É importante ressaltar que a pensão é paga ao filho. No entanto, em alguns casos, a mulher sem filhos também tem o direito de recebê-la. “Se pensarmos nas mulheres que se dedicaram a vida toda para cuidar do lar, por exemplo, elas não têm a menor condição de se inserir no mercado de trabalho e muitas vezes nem possuem uma graduação. Para estas, a pensão alimentícia pode ser concedida, mas sempre na medida da necessidade da mulher, ou seja, apenas para sua subsistência”, explica a dra. Ana. Já quando se trata de mulheres jovens e capacitadas para o trabalho, os juízes normalmente não concedem a pensão.

Caso você esteja considerando optar pela guarda compartilhada, saiba que ela não isenta o pai do dever de pagar a pensão. “É um grave equívoco de muitos que querem fixar a guarda compartilhada pensarem que por haver guarda compartilhada, a pensão deixa de ser devida ou pode ser diminuída”, afirma a dra. Beatriz. Isso porque, segundo ela, a guarda compartilhada significa o compartilhamento de poderes sobre os filhos, de decisões sobre as atividades escolares, tratamentos de saúde etc., mas não divisão de tempo em que os genitores ficarão com os filhos.

Agora, se o juiz decidir dar a guarda do filho para o pai, este ficará isento de pagar pensão alimentícia, já que a guarda pressupõe o dever de manter o menor. “Neste caso, a mulher pode ser obrigada a pagar uma pensão ao filho, sempre levando em consideração as possibilidades de um e a necessidade do outro”, completa a dra. Ana. 

Para que o juiz possa decidir o valor da pensão, ele precisa saber exatamente os rendimentos tanto do pai, quanto da mãe e cabe a eles apresentar os demonstrativos de rendimentos, imposto de renda, extratos de contas bancárias, extratos de cartões de crédito, perícias contábeis em empresa, se for empresário e etc. Ou seja, nada pode ser escondido dele.

Revisão do valor
O valor da pensão pode ser revisto em qualquer momento e tanto o pai quanto a mãe podem fazer o pedido, mas o correto é que, ela seja revista à medida que exista uma alteração na necessidade do menor ou nas possibilidades do genitor. “Isso ocorre no caso de uma promoção, ou caso uma das partes ganhe um prêmio em dinheiro, por exemplo, mas sempre levando em conta a necessidade criança”, explica a dra. Beatriz. 

Ou seja, não é porque o pai é milionário, que necessariamente a pensão vai ser milionária também, lembrando sempre que este dinheiro deve servir para manter a criança e não para satisfazer os desejos da mãe. Muitas vezes, a separação gera um declínio no padrão de vida da família "O padrão dos filhos só será mantido se os pais puderem mantê-lo. Não podendo, o padrão sofrerá readequação, em virtude da possibilidade daquele que arca com a pensão", finaliza a dra. Ana.

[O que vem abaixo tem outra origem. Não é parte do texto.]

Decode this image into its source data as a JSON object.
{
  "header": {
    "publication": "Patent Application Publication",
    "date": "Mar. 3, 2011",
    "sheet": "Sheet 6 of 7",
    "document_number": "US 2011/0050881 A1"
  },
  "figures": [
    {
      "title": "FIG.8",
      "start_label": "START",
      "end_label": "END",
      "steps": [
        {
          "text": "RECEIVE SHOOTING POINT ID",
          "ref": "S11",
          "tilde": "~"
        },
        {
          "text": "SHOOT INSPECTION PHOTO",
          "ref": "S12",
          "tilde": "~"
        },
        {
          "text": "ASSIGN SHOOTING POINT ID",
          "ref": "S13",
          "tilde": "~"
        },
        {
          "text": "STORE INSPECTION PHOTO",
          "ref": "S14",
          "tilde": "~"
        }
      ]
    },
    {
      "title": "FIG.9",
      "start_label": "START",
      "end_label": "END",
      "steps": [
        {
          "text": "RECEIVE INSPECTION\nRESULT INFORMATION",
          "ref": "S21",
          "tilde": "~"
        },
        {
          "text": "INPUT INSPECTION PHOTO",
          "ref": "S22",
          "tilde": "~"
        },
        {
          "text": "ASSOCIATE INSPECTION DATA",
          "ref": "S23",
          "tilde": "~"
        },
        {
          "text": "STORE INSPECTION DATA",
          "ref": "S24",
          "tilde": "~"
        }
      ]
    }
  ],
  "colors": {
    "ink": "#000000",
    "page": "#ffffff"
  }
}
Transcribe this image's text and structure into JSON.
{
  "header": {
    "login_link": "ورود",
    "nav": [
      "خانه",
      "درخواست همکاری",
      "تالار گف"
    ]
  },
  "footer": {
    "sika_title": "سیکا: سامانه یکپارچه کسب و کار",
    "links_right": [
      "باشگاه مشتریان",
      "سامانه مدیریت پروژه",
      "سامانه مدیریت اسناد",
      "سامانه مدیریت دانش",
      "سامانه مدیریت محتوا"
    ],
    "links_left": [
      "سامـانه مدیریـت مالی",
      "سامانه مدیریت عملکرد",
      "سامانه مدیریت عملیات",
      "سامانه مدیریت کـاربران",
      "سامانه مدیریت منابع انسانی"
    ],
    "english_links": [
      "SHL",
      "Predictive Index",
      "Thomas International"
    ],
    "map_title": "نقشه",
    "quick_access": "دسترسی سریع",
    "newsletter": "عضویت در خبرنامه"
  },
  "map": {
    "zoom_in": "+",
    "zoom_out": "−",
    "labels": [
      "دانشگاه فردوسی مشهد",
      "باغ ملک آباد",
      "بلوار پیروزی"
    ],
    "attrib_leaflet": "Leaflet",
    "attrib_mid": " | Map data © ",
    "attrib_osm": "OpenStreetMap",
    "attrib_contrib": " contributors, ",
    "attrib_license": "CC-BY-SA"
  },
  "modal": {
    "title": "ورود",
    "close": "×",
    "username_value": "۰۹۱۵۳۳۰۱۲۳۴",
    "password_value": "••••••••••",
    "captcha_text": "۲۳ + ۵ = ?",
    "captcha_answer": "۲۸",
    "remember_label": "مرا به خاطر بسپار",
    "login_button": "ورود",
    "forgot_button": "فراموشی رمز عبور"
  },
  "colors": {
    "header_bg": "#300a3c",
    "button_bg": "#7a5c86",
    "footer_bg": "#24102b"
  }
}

Caso o pai fique desempregado, a situação tende a se agravar e ele não só pode como deve “promover uma ação exoneratória da pensão alimentícia, rapidamente”, afirma a dra. Beatriz. Isso porque, por se tratar de uma necessidade básica da criança, a justiça costuma agir rápido em caso de não pagamento da pensão alimentícia e, em alguns casos, o pai pode ser preso. Para evitar este constrangimento, ele deve provar que está, neste momento, impossibilitado de arcar com esta responsabilidade.